A typical query could be income statement 2010, but the top results returned documents for 2006.
Clearly the year number 2010 was being excluded from ranking the results, and terms excluded by rank indicate stop word threshold issues.
The total number of documents indexed wasn’t particularly large, around 1.1 million, but when these contain financial data, the total dictionary will contain a lot of numbers and chance are that they will reach the stop word threshold and be excluded when calculating rank. This is fine for words like “the” “a” and “for”, but year numbers are a bit different as they are commonly used by humans when categorizing.
Looking at the default rank profile, there are two properties concerning stop word thresholds, StopWordThreshold and PositionStopWordThreshold.

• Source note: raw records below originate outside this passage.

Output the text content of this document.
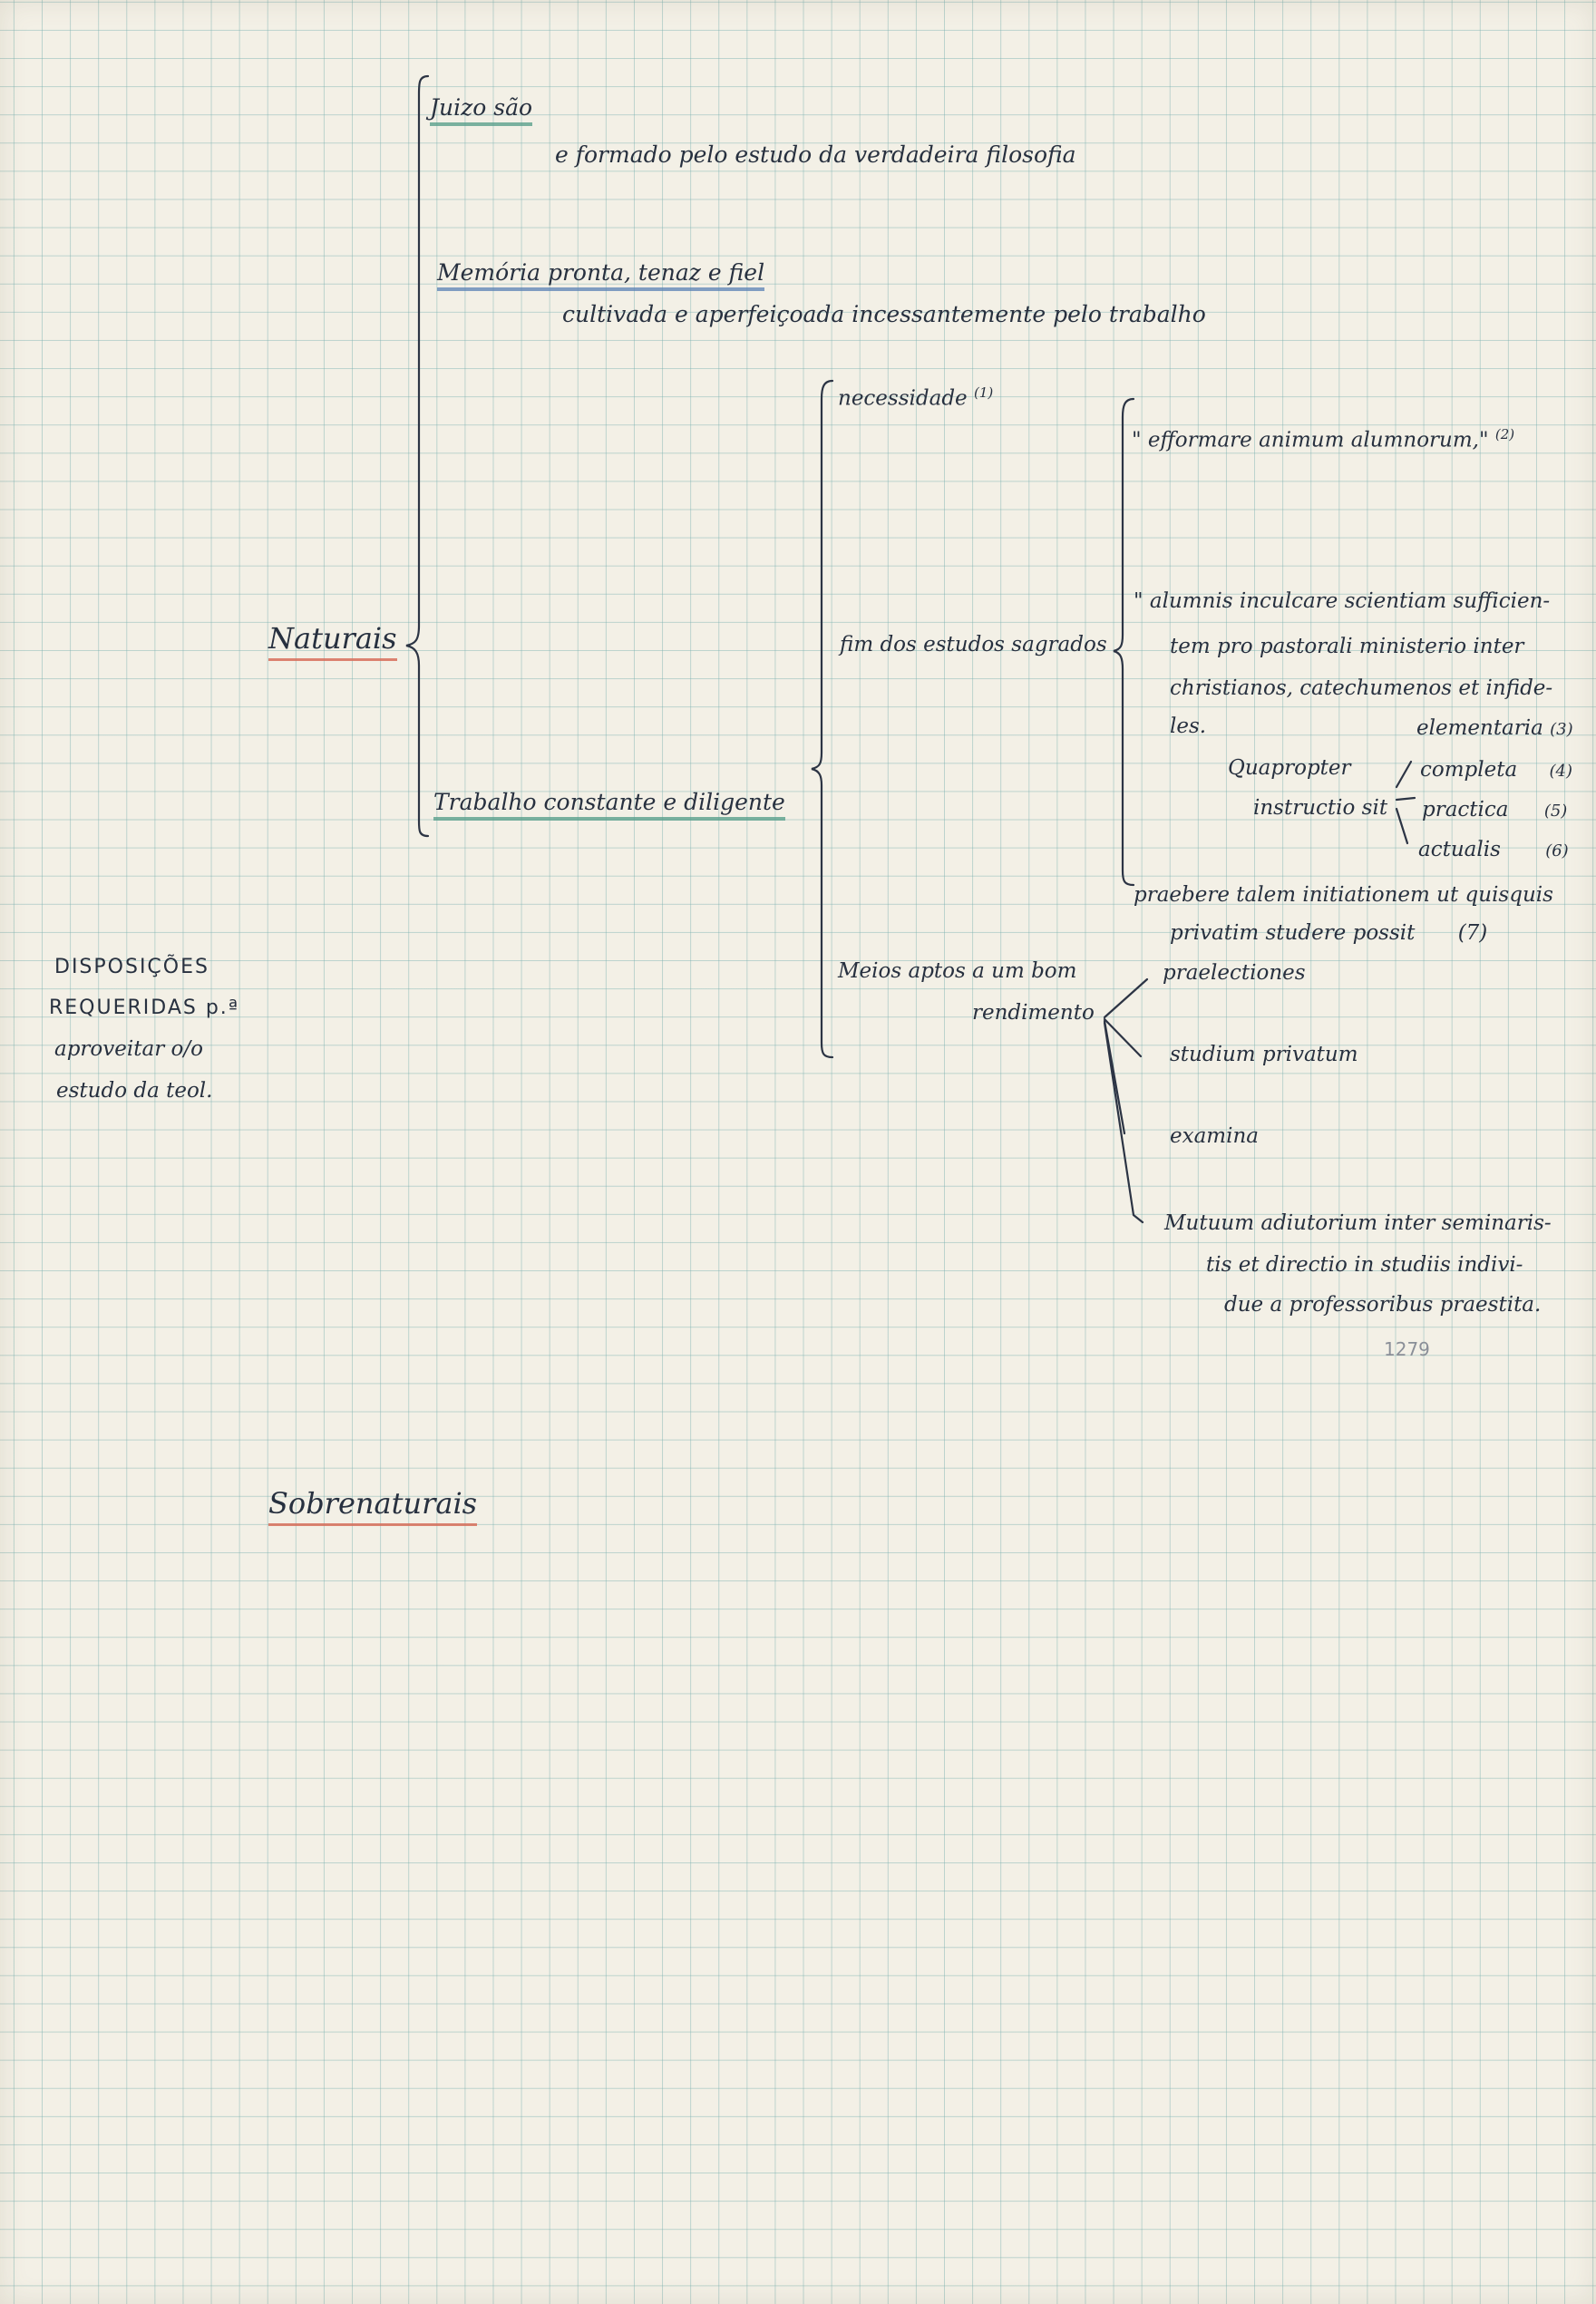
DISPOSIÇÕES
REQUERIDAS p.ª
aproveitar o/o
estudo da teol.
Naturais
Juizo são
e formado pelo estudo da verdadeira filosofia
Memória pronta, tenaz e fiel
cultivada e aperfeiçoada incessantemente pelo trabalho
Trabalho constante e diligente
necessidade $^{(1)}$
fim dos estudos sagrados
" efformare animum alumnorum," $^{(2)}$
" alumnis inculcare scientiam sufficien-
tem pro pastorali ministerio inter
christianos, catechumenos et infide-
les.
Quapropter
instructio sit
elementaria (3)
completa (4)
practica (5)
actualis	(6)
praebere talem initiationem ut quisquis
privatim studere possit (7)
Meios aptos a um bom
rendimento
praelectiones
studium privatum
examina
Mutuum adiutorium inter seminaris-
tis et directio in studiis indivi-
due a professoribus praestita.
1279
Sobrenaturais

PS C:\FASTSearch\bin> Get-FASTSearchMetadataRankProfile Name : default isDefault : True RankModelName : default StopWordThreshold : 2000000 PositionStopWordThreshold : 20000000 QualityWeight : 50 AuthorityWeight : 80 QueryAuthorityWeight : 50 FreshnessWeight : 100 FreshnessResolution : Day FreshnessManagedPropertyReference : Write
The description of these as per TechNet.
StopWordThreshold
This integer parameter sets the stop word threshold of the rank profile.
A stop word is a search term that is so common in the result set that it is not counted as part of the relevancy calculation.

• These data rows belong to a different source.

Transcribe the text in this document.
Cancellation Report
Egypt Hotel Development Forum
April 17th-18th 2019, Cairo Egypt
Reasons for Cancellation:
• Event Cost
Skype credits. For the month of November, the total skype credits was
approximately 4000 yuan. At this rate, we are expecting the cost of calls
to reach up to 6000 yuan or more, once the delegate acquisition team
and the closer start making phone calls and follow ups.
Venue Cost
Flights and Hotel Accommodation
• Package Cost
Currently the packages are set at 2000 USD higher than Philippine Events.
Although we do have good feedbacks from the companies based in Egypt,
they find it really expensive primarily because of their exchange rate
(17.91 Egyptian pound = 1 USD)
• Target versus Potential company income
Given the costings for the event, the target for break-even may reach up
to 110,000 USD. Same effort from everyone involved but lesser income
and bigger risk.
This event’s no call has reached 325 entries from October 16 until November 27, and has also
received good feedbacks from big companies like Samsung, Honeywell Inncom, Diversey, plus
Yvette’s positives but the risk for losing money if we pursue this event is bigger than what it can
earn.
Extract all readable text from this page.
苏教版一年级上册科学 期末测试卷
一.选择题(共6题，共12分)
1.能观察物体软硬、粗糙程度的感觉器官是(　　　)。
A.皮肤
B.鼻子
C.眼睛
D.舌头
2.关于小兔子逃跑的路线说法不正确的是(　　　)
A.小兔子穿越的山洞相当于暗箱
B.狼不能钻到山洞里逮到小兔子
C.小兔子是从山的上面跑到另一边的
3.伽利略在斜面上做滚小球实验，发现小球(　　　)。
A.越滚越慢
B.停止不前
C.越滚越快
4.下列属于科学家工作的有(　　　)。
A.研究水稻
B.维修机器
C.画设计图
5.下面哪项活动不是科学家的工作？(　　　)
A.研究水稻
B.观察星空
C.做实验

When a query term exceeds this threshold, FAST Search Server 2010 for SharePoint retries the query with a higher full text index importance level until it can find a level where the query term is not a stop word (see Set-FASTSearchMetadataFullTextIndexMapping for details about importance levels).
If this is not possible, the query term is not included in the result set's relevancy. A low StopWordThreshold value gives better search performance, but a lower result set relevancy (since there is a bigger chance that a query term does not influence which items are in the result set).

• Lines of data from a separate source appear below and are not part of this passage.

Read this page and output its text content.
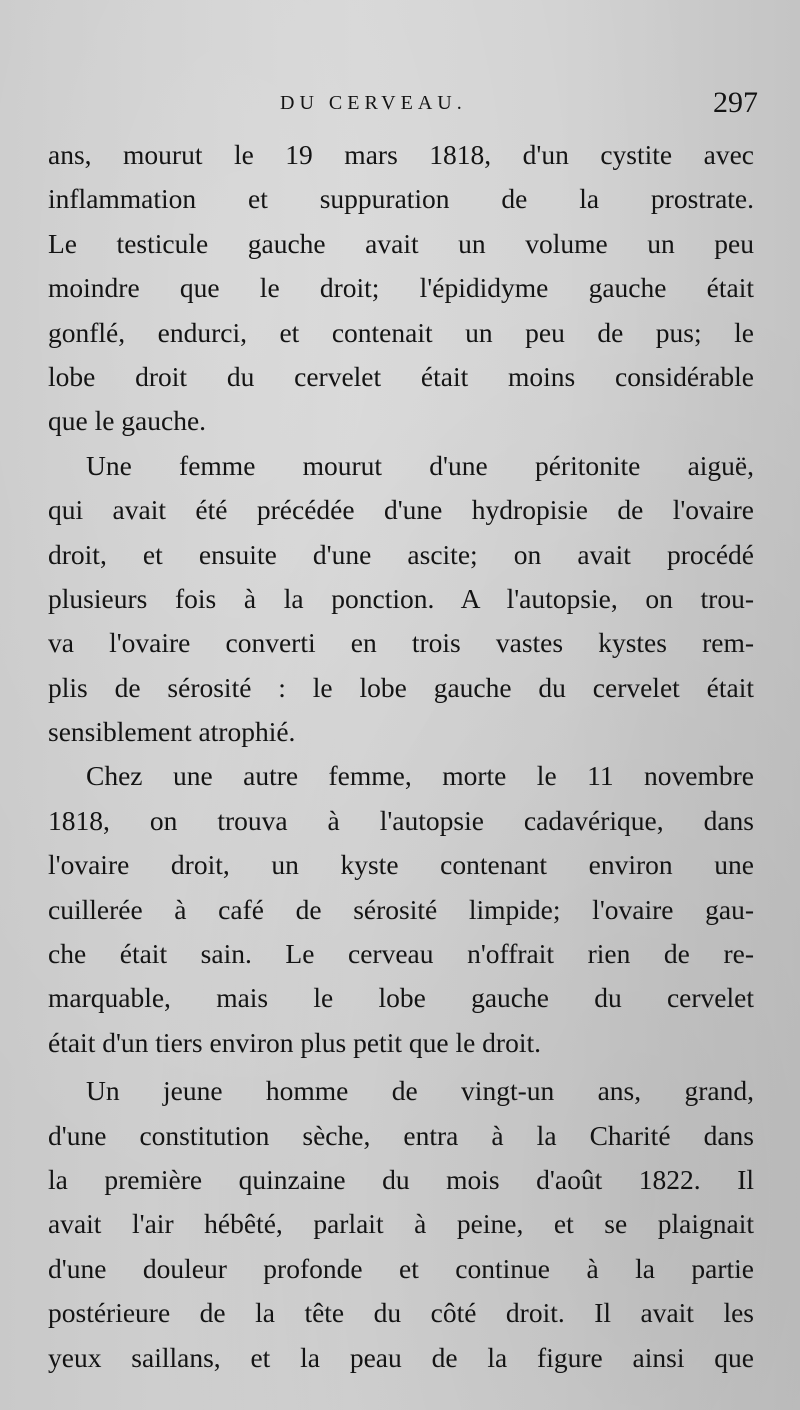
DU CERVEAU.	297
ans, mourut le 19 mars 1818, d'un cystite avec
inflammation et suppuration de la prostrate.
Le testicule gauche avait un volume un peu
moindre que le droit; l'épididyme gauche était
gonflé, endurci, et contenait un peu de pus; le
lobe droit du cervelet était moins considérable
que le gauche.
Une femme mourut d'une péritonite aiguë,
qui avait été précédée d'une hydropisie de l'ovaire
droit, et ensuite d'une ascite; on avait procédé
plusieurs fois à la ponction. A l'autopsie, on trou-
va l'ovaire converti en trois vastes kystes rem-
plis de sérosité : le lobe gauche du cervelet était
sensiblement atrophié.
Chez une autre femme, morte le 11 novembre
1818, on trouva à l'autopsie cadavérique, dans
l'ovaire droit, un kyste contenant environ une
cuillerée à café de sérosité limpide; l'ovaire gau-
che était sain. Le cerveau n'offrait rien de re-
marquable, mais le lobe gauche du cervelet
était d'un tiers environ plus petit que le droit.
Un jeune homme de vingt-un ans, grand,
d'une constitution sèche, entra à la Charité dans
la première quinzaine du mois d'août 1822. Il
avait l'air hébêté, parlait à peine, et se plaignait
d'une douleur profonde et continue à la partie
postérieure de la tête du côté droit. Il avait les
yeux saillans, et la peau de la figure ainsi que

PositionStopWordThresholdThe issue at hand was the PositionStopWordThreshold, as the year 2010 occurs more than 20 million times all together, not unlikely for 1.1 million financial documents.
This integer parameter sets the position stop word threshold.
If a query term occurs more often than position-stop-word-threshold (independent of the number of items it occurs in), then proximity relevancy calculations are not done for that term.
If the query term count does not exceed the position stop word threshold, an extra rank score is added if query terms are positioned close to each other in the managed properties.
If you do not want to use proximity as part of the relevancy model, set this parameter to 0 to disable proximity calculation. This will decrease CPU use when searching.
The simple solution
Up the threshold count. In this case it was set to 100 million to be sure, 5 times the original value.One have to be aware that upping the threshold will up the CPU usage when searching as more calculations have to be done, but we’ll dismiss this as a scaling issue for now :)
The not so simple solution
If you have the ability to do some code and create a custom core results web part you could do the following. Create a managed property called year, which you populate with a custom extensibility stage during indexing. When executing a search you will first sort on the year managed property if your query contains a year number, and secondly you will sort on the rank profile.
This way you can keep the stop word threshold as is.
Page 431-432 in “Working with Microsoft FAST Search Server 2010 for SharePoint” provides a sample for a custom core search result web part which does something similar.